Parlando invece del lato più personale e umano, cosa ha significato per te, e per i tuoi fratelli, crescere e vivere con questa figura paterna? E chi era Pinuccio “padre”?

“Lavo 60 piatti al giorno da quando avevo 6 anni. Siamo cresciuti in una casa che era un porto di mare, fulcro di dibattiti intellettuali e grembo di progetti artistici rivoluzionari. Non abbiamo altri paragoni di padri, perché lui era il nostro, un uomo vulcanico, che coinvolgeva e includeva tutti nei suoi progetti, anche inediti. Mi ha sempre detto “Ma se ce l’ha fatta qualcun altro, perché non dovresti riuscirci tu?”. Ed il suo “non” porsi limiti è il più grande dono che noi figli, oltre il suo grande amore, ci portiamo dietro. È stato un padre presente, nei gesti, nei momenti passati insieme, nelle chiamate giornaliere. Un nonno amorevole. Un babbo che manca, come padre, tutti i giorni. Portare avanti la sua arte è quel che più ci permette di sentirci ancora legati a lui.”

Ti andrebbe di raccontarci un po’ di Pinuccio “uomo”? Nella vita di tutti i giorni?

“Ricordo un giorno, io adolescente, rientravo a casa da scuola e lui aveva appena posizionato tre panchine in pietra basaltica nella piazza del suo vicinato. Tre signori anziani però dibattevano, lamentandosi della posizione e della scelta. Io allora arrivai a casa arrabbiatissima dicendo a mio padre “Scusami babbo, gliele hai posizionate, le hai regalate e loro si lamentano! Allora riprendiamocele”. E lui mi rispose “stai tranquilla, ogni cambiamento crea disturbo”. E ora più che mai mi rendo conto di quanto avesse ragione. Son certa che se andassi a riprendermi quelle panche creerei malumore e delusione. Come i colori dei muri e delle strade, anche esse sono entrate nell’immaginario culturale del paese.

Ancora, ricordo che impazziva quando vedeva curriculum lunghi sei pagine. Lui richiudeva la sua storia in poche parole “Pinuccio Sciola, scultore, nato da una pietra, amante dei fiori, dell’acqua e del sole”.

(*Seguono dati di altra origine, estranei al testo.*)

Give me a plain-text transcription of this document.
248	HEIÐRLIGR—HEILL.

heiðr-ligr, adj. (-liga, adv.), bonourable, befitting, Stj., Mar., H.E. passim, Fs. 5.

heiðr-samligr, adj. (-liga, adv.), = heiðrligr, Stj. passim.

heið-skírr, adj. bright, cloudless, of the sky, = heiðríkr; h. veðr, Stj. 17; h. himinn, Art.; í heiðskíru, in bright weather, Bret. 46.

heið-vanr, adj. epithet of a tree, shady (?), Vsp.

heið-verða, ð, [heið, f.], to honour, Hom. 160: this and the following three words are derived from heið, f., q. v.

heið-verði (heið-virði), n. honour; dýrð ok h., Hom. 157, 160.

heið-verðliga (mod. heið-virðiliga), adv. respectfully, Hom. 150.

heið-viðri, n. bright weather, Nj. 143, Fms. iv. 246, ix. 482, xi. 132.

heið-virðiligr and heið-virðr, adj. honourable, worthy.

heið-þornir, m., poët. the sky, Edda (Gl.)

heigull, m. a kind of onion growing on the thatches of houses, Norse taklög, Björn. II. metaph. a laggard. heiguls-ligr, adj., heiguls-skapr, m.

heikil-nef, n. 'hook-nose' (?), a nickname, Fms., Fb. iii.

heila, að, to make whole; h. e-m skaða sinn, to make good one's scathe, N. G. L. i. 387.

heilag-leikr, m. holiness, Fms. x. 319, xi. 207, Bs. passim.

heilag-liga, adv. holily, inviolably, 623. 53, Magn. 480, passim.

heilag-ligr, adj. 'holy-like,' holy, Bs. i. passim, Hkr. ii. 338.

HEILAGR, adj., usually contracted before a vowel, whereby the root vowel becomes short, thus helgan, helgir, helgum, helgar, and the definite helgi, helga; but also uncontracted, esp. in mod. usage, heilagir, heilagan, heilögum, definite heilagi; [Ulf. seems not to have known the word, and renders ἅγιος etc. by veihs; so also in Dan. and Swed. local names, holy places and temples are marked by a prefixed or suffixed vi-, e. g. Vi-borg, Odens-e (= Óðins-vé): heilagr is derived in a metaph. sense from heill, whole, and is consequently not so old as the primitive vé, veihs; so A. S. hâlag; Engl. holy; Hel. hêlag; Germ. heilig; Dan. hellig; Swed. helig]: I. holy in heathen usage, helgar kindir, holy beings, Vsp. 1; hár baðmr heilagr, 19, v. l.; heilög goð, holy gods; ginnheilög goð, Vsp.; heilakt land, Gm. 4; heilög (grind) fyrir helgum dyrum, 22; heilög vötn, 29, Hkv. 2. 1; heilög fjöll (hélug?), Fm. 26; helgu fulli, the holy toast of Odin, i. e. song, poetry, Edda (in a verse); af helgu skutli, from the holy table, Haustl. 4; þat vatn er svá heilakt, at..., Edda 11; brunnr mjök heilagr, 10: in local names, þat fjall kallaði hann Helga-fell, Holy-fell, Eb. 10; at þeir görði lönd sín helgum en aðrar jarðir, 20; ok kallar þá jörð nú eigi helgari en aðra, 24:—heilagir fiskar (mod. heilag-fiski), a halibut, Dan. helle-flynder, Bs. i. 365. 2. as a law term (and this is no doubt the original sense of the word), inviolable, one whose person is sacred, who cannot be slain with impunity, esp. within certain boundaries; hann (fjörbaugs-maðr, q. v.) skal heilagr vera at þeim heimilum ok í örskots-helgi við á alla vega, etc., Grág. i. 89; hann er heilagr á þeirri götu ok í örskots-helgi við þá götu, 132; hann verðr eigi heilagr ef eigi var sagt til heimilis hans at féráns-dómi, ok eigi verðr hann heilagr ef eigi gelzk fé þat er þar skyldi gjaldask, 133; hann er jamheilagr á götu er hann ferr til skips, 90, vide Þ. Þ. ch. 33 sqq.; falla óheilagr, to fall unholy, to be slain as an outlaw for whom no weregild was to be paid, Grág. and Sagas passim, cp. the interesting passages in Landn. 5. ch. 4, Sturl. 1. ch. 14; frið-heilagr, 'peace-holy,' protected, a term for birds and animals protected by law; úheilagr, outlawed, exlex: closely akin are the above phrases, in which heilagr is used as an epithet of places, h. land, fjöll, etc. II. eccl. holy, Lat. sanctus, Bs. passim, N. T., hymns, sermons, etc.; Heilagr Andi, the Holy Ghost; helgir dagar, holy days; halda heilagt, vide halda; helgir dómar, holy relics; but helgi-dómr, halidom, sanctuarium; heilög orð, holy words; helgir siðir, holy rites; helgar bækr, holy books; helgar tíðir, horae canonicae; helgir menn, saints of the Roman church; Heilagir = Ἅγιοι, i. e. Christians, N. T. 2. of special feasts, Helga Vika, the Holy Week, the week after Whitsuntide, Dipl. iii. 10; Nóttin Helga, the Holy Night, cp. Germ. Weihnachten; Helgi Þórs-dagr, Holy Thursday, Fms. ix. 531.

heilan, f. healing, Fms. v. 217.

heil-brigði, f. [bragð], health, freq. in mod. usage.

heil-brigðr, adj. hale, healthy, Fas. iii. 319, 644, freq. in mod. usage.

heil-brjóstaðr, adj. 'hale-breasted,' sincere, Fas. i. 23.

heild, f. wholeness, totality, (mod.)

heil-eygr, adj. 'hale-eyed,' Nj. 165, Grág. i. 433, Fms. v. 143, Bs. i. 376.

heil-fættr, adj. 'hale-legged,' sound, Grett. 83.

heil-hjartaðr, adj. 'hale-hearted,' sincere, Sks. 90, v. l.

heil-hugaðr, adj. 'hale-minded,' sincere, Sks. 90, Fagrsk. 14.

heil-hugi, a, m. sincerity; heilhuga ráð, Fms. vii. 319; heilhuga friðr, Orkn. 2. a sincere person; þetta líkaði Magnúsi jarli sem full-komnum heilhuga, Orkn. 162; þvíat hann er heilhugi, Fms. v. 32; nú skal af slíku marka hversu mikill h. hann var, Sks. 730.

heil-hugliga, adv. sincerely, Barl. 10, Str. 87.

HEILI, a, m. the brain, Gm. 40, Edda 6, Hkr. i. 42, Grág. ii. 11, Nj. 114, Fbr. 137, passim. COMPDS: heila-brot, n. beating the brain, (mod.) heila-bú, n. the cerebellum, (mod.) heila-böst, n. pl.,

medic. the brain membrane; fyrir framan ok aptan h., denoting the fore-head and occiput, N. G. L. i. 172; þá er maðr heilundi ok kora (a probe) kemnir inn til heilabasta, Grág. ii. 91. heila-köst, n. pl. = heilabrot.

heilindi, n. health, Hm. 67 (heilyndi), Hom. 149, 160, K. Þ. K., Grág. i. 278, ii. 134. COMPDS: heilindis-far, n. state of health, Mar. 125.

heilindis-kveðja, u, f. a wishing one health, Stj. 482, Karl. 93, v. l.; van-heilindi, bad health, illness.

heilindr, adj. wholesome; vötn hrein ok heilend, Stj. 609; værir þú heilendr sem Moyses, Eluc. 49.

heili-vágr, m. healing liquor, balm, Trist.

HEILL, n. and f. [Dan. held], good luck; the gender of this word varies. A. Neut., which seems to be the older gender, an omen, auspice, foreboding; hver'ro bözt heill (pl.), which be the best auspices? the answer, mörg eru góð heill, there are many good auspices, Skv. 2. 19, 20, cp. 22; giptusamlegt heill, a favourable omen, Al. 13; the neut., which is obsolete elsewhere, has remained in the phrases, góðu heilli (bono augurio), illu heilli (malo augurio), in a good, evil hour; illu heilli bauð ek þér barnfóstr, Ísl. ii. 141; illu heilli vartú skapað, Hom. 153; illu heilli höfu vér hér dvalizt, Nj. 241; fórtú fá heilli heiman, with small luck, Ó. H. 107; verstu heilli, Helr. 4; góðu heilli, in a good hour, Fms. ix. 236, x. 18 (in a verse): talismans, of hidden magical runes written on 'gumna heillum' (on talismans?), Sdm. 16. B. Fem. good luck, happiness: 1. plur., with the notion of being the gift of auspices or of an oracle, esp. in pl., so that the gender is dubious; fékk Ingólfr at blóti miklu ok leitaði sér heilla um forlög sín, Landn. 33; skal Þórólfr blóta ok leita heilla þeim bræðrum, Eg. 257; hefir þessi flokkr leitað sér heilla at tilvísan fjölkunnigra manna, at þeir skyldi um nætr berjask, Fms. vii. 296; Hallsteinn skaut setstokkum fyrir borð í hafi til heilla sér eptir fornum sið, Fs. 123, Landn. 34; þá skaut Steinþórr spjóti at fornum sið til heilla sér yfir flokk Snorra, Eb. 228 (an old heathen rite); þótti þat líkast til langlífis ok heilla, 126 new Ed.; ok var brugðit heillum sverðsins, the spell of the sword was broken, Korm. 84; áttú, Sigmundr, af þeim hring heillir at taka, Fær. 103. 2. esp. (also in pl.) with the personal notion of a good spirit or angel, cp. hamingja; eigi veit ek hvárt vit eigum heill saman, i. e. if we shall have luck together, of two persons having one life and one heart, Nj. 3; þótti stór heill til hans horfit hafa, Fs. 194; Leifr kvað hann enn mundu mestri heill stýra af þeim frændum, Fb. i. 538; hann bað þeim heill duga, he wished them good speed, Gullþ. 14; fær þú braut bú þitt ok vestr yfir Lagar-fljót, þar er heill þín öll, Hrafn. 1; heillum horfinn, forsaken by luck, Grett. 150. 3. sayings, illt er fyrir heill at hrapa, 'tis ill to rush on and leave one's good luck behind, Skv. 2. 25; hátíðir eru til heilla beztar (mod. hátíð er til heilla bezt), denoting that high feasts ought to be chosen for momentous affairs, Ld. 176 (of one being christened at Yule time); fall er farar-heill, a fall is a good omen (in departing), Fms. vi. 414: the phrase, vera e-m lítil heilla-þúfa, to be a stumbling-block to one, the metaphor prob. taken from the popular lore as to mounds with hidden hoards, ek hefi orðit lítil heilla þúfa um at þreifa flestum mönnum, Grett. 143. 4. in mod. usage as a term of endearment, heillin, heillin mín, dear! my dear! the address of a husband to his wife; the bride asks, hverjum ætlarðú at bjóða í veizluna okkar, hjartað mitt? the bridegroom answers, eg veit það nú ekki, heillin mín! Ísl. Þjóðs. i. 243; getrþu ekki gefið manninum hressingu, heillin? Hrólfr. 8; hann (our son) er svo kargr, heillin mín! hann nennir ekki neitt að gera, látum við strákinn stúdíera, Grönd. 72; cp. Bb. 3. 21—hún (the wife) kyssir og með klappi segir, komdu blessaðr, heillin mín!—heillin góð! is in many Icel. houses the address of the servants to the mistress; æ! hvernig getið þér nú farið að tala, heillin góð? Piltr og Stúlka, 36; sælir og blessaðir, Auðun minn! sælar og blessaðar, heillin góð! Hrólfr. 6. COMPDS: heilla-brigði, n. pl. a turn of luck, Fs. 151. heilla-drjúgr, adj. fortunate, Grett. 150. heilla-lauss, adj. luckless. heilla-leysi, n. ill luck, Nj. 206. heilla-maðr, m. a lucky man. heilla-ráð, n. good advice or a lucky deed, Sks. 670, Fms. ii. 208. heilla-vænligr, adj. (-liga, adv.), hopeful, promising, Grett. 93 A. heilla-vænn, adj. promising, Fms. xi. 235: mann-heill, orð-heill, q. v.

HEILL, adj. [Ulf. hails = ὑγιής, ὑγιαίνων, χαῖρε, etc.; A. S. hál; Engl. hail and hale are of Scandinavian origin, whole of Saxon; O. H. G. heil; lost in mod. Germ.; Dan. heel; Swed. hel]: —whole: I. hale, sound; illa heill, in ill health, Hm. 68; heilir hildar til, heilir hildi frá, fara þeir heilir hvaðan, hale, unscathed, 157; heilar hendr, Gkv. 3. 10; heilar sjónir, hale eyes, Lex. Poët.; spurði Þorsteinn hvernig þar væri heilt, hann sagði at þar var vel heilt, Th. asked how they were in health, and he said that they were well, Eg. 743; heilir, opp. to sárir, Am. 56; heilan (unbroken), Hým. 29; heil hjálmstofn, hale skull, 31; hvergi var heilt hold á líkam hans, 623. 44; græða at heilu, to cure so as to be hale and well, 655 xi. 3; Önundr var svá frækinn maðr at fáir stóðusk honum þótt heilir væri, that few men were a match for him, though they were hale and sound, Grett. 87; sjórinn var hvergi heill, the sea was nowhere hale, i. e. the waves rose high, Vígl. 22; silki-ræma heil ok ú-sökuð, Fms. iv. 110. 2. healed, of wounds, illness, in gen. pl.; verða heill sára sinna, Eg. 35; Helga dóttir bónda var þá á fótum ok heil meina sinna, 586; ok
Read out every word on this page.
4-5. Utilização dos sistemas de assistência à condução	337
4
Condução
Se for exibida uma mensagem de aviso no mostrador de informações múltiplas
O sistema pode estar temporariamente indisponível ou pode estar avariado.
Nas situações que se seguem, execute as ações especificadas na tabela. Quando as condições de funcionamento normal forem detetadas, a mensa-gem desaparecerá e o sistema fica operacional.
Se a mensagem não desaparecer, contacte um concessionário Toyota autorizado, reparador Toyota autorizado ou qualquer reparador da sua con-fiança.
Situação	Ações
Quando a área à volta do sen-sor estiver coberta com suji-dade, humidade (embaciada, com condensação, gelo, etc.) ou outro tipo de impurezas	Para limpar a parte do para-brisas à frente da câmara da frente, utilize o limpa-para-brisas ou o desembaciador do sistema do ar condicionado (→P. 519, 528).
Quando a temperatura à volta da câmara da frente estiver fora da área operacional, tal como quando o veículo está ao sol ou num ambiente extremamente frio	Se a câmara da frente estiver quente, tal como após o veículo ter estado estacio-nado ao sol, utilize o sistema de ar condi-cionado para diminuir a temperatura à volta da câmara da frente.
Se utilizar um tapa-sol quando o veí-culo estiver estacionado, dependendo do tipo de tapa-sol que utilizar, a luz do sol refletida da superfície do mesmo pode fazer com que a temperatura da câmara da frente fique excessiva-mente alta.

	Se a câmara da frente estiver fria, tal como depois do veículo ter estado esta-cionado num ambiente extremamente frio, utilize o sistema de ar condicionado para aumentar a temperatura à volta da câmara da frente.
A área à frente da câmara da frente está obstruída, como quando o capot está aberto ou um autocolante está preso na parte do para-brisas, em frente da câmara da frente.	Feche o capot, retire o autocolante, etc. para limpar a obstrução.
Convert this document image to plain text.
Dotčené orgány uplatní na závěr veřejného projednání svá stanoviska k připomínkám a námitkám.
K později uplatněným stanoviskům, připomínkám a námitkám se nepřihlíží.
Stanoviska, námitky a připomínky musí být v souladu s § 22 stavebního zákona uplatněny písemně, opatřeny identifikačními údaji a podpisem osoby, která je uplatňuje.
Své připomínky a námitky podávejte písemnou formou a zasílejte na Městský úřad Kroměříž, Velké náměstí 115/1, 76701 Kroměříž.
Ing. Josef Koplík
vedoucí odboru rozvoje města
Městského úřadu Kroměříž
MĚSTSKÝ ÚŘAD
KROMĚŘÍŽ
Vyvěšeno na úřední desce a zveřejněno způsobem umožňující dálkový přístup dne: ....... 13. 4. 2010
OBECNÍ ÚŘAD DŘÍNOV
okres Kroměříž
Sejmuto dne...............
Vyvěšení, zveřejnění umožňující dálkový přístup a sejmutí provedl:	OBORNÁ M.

Ti ringraziamo tanto e ci lasciamo con uno sguardo al futuro: quali sono i progetti e le speranze della Fondazione?

“Pinuccio Sciola ha lasciato circa 200 progetti irrealizzati composti, tra gli altri, da fotomontaggi e testi. Non so se basterà la mia vita o quella di mio figlio. Speriamo di riuscire a trasformare la sua splendida casa in una Casa Museo e di far conoscere ad ancora più persone la sua arte e la sua filosofia di vita. Ho ben chiaro il fatto che la mia vita sia un passaggio, allora la mia e nostra missione ed obiettivo, ad ora, è quella di trasmettere, anche solo oralmente, questo suo immenso amore per la natura, per le persone, per la pietra.”